Let $w =c_1 \dotsm c_n$, where each $c_i$ is a letter. Consider the function
$$
f(i) = |c_1 \dotsm c_i|_a - |c_{i+1} \dotsm c_n|_b
$$
One has $f(0) = -|w|_b  \leqslant 0$ and $f(n) = |w|_a \geqslant 0$. Furthermore, if $c_{i+1} = a$, then 
$$
f(i+1) = |c_1 \dotsm c_ia|_a - |c_{i+2} \dotsm c_n|_b = 1 + |c_1 \dotsm c_i|_a - |ac_{i+1} \dotsm c_n|_b = f(i) + 1
$$
Similarly, if $c_{i+1} = b$, then $f(i+1) = f(i)-1$. In other words, $f(i)$ goes from a non positive value to a non negative value by increments of $+1$ or $-1$. Therefore, it has to take at least once the value $0$, which gives for $w$ the wanted factorisation.
A: $L_2$ is not regular. 
Sketch of a proof by contradiction: Suppose it is regular. Let $p$ be the constant associated with the pumping lemma (# of states of a DFA which recognizes $L_2$). Consider the string $w=a^{p}cb^{p} \in L_2$. Divide $w=ijk$ such that $i=a^{p-1}, j=a$, and $k=cb^{p}$. The string $ij^{2}k=a^{p+1}cb^{p}$ is supposed to be in $L_2$ but it is clearly not - a contradiction.
$L_1$ is regular.
The strings in $L_1$ are of the form
$R=b^{*}(ab^{*})^{m}(a^{*}b)^{n}a^{*}$ where $m=n$. That expression is almost a regular expression except for the presence of the parameters $m$ and $n$. 
If $m < n$, then $R=b^{*}(ab^{*})^{m}(a^{*}b)^{n-m}(a^{*}b)^{m}a^{*}$.

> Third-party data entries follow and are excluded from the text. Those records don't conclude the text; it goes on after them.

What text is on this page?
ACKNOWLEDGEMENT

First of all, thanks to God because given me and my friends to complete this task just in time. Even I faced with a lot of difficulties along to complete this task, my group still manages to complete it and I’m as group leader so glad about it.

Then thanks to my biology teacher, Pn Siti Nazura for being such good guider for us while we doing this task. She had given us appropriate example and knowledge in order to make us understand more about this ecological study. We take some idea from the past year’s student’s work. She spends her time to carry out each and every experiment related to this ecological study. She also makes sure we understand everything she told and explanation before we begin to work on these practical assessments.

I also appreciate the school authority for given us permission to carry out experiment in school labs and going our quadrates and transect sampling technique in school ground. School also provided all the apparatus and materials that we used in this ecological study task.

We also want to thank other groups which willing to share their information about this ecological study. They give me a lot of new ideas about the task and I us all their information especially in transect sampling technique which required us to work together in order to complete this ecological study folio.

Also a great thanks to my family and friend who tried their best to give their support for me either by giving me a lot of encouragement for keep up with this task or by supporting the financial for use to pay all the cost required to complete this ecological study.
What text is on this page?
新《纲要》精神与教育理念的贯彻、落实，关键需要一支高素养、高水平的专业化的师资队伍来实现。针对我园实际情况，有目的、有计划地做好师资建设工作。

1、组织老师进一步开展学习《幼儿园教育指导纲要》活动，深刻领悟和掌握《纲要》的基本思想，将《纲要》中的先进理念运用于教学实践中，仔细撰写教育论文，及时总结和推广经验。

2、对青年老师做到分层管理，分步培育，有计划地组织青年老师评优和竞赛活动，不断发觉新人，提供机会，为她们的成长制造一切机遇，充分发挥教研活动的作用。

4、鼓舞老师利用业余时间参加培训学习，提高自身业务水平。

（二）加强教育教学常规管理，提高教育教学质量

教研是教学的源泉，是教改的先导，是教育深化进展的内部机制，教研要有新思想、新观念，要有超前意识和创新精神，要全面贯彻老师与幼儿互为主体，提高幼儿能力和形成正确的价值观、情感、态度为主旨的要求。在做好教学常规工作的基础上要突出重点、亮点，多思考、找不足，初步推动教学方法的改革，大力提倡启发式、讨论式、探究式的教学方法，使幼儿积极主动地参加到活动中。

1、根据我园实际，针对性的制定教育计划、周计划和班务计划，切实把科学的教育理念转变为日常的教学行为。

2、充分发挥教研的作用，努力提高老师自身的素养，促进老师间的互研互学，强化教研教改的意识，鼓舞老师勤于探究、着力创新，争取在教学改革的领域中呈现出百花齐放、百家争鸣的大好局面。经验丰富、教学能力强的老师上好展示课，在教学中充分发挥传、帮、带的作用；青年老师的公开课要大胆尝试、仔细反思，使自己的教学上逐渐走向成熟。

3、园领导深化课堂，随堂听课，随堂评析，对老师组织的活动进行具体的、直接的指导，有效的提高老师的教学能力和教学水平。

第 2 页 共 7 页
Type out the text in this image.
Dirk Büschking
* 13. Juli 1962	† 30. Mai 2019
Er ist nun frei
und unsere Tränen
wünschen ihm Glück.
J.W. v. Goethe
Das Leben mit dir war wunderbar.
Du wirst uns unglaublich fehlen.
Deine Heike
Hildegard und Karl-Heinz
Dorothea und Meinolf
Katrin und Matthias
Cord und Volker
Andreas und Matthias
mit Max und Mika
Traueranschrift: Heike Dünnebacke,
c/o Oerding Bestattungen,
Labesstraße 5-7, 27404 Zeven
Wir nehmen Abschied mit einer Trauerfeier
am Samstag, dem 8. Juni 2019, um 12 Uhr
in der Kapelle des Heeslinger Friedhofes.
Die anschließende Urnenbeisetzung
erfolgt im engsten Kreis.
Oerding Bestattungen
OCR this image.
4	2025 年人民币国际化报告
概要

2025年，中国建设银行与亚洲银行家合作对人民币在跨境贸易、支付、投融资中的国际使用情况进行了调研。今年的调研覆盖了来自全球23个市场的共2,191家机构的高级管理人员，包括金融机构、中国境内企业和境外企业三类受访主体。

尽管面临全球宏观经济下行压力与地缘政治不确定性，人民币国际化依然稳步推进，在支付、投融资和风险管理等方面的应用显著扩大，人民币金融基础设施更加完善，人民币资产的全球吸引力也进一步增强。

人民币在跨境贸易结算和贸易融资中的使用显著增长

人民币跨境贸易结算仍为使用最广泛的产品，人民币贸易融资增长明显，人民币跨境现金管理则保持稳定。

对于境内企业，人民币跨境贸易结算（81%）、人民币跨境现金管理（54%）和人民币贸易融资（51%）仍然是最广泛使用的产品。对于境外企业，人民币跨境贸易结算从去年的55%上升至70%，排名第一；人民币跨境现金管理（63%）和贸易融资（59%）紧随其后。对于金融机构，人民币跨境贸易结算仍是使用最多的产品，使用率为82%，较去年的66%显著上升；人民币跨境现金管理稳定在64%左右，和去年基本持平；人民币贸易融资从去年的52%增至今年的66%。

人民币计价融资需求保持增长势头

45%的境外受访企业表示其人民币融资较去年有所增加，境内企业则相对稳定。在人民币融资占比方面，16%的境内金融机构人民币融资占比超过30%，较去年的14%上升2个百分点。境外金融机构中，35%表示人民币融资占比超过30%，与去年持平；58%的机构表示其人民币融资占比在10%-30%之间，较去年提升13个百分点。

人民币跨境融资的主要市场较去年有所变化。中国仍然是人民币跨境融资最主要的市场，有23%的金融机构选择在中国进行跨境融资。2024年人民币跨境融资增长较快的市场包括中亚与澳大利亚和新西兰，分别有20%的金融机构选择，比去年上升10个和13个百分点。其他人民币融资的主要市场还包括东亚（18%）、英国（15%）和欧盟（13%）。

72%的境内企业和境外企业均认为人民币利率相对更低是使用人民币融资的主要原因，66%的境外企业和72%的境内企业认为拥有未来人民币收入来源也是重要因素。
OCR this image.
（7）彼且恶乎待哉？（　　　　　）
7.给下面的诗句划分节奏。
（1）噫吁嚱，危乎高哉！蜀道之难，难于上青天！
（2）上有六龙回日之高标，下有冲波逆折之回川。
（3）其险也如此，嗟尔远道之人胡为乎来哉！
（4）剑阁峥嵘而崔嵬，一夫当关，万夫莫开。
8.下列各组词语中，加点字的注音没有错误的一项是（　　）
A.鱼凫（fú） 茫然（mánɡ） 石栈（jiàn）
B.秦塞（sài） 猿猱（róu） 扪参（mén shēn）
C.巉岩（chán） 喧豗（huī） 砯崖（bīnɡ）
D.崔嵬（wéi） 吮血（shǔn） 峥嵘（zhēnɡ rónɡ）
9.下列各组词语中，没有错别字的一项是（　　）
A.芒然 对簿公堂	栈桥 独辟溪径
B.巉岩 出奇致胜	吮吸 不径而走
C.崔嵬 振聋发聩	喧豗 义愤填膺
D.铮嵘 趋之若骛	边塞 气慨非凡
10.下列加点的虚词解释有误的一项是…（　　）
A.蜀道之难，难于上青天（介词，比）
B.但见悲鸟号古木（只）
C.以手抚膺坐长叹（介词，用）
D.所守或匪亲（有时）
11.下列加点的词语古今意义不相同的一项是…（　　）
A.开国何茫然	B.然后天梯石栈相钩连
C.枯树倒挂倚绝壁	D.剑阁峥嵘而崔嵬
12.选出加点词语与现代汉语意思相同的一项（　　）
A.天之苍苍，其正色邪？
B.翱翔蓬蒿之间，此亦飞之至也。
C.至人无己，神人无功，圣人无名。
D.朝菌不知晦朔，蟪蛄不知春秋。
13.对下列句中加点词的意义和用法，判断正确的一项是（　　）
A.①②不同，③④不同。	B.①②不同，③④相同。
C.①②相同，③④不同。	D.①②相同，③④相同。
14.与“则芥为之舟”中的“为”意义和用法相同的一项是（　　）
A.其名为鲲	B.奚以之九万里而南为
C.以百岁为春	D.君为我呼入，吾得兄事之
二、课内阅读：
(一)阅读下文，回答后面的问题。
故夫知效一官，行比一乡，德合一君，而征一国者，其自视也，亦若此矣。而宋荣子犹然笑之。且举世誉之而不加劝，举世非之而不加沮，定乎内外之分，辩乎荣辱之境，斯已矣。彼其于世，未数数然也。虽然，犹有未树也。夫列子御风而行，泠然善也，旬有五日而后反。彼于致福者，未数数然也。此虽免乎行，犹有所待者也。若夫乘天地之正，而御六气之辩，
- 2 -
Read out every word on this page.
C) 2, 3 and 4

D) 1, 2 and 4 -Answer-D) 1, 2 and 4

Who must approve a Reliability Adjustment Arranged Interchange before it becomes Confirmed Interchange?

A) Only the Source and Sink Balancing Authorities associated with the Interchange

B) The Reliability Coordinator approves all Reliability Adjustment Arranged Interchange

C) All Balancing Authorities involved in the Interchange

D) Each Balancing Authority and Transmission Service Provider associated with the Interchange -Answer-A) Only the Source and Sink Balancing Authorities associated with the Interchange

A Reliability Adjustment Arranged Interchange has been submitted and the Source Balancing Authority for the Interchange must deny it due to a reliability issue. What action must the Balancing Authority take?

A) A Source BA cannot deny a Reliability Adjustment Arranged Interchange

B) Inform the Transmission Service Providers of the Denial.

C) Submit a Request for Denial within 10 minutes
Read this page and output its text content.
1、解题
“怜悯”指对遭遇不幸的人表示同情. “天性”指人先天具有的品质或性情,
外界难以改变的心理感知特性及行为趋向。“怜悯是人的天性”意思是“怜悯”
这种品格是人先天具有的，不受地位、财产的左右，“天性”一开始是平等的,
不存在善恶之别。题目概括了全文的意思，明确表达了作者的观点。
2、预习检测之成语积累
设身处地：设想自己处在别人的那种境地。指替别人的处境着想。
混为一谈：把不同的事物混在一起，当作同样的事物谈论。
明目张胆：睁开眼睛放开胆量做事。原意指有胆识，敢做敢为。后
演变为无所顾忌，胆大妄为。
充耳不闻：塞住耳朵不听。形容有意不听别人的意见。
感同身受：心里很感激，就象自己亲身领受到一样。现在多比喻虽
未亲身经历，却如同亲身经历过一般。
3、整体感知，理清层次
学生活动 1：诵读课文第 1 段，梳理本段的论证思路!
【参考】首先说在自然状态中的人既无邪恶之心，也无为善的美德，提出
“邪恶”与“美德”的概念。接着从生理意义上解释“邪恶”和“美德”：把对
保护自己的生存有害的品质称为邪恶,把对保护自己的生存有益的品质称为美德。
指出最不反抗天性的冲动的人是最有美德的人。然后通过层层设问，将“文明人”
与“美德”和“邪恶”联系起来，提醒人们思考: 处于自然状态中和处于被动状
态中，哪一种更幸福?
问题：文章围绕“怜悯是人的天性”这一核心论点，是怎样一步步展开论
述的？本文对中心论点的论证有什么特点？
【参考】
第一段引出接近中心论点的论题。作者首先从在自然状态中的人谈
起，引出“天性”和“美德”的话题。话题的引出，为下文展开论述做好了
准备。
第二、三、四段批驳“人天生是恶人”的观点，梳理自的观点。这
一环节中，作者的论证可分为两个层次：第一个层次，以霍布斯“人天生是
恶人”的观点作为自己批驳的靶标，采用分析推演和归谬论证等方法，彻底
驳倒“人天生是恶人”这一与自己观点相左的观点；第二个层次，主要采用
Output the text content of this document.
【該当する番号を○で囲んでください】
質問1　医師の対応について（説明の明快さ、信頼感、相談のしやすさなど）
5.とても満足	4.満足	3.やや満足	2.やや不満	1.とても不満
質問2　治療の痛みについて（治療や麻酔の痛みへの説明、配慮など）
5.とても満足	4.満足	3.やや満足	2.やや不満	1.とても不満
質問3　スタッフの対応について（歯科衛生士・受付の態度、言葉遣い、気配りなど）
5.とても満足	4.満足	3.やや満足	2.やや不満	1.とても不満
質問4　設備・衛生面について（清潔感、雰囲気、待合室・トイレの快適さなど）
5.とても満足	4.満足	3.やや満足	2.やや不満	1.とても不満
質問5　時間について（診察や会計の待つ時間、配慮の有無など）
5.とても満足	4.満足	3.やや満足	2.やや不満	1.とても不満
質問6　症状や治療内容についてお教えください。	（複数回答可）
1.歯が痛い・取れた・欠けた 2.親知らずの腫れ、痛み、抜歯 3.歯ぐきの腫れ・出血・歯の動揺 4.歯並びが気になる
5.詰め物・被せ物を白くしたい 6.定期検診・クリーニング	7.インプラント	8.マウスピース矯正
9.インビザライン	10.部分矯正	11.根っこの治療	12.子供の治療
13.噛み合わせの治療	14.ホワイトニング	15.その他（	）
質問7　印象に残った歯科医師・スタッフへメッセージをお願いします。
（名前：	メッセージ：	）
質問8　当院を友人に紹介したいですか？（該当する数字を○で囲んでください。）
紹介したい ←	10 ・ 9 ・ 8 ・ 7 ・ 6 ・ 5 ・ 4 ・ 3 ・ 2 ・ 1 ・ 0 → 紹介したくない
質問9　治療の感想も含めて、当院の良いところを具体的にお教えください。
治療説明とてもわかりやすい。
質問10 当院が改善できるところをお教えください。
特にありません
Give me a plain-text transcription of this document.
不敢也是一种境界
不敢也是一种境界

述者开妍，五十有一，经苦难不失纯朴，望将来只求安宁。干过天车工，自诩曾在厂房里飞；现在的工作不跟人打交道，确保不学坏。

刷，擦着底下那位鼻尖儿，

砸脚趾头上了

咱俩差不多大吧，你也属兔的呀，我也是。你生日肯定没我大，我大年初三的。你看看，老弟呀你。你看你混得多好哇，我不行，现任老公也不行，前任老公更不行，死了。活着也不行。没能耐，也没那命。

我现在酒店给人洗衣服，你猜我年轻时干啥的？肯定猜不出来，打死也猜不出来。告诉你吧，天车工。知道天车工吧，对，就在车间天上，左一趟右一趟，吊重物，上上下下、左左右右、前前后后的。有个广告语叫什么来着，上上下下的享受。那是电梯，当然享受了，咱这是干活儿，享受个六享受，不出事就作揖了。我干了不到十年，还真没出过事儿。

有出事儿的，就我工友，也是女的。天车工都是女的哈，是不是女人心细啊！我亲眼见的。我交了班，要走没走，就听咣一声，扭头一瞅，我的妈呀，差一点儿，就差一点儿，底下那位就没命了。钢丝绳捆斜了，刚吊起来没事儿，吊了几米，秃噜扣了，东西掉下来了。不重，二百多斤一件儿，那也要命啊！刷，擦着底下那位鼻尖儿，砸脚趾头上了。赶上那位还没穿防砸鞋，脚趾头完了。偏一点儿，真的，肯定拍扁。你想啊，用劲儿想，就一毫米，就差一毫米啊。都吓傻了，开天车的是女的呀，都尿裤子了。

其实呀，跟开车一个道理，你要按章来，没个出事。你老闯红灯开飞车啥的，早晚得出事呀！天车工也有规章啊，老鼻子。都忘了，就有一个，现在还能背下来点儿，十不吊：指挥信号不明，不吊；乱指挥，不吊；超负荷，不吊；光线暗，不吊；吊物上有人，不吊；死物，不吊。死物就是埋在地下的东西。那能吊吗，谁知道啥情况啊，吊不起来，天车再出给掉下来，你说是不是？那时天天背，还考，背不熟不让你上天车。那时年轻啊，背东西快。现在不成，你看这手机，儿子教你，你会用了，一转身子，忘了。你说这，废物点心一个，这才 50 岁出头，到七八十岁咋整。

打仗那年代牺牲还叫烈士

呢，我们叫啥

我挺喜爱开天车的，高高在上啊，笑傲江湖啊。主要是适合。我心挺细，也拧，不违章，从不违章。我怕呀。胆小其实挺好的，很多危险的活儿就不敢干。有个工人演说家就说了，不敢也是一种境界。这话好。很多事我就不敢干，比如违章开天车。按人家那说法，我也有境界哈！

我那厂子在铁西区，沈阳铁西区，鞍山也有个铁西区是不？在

Let $R_1=b^{*}(ab^{*})^{m}, R_2=(a^{*}b)^{n-m}$, and $R_3=(a^{*}b)^{m}a^{*}$, so that $R=R_1R_2R_3$. 
Let $w_i \in L(R_i)$, $1 \leq i \leq 3$.
Since $n-m>0$, $w_2 \neq \epsilon$.
(1) From the left end of $w_2$, move each letter into $w_1$ as long as it is a 
 $b$. This is equal to appending more $b$'s to $w_1$, a step which still keeps the modified $w_1$ into $L(R_1)$.
(2) From the right end of $w_2$, move each letter into $w_3$ as long as it is an 
 $a$. This is equal to prepending more $a$'s to $w_3$, a step which still keeps the modified $w_3$ into $L(R_3)$.
(3) If, during (1), we move all $n-m$ $b's$, then there's nothing left to do. The string $w_2$ is now empty. By the construction, the resulting string (which is still unmodified; we just viewed it differently) is still in $L(R)$.
(4) If, during (1), we encounter an $a$, then we know that at least one $b$ still exists in $w_2$, and it is at the right end of $w_2$. Move the $a$ into $w_1$ from the left end, while simultaneously moving the $b$ into $w_3$ from the right.
(5) Go back to (1).
Although a formal proof is required to show that the above process "turns" any string $w \in L(R)$, where $R=b^{*}(ab^{*})^{m}(a^{*}b)^{n}a^{*}$ with $m < n$ into a string belonging to a language where its regex has $m=n$, and although a similar proof is required for when $m \geq n$, it seems that $L(R) = L(R')$, where $R'=b^{*}(ab^{*})^{*}(a^{*}b)^{*}a^{*}$.
Do let me know if I missed something.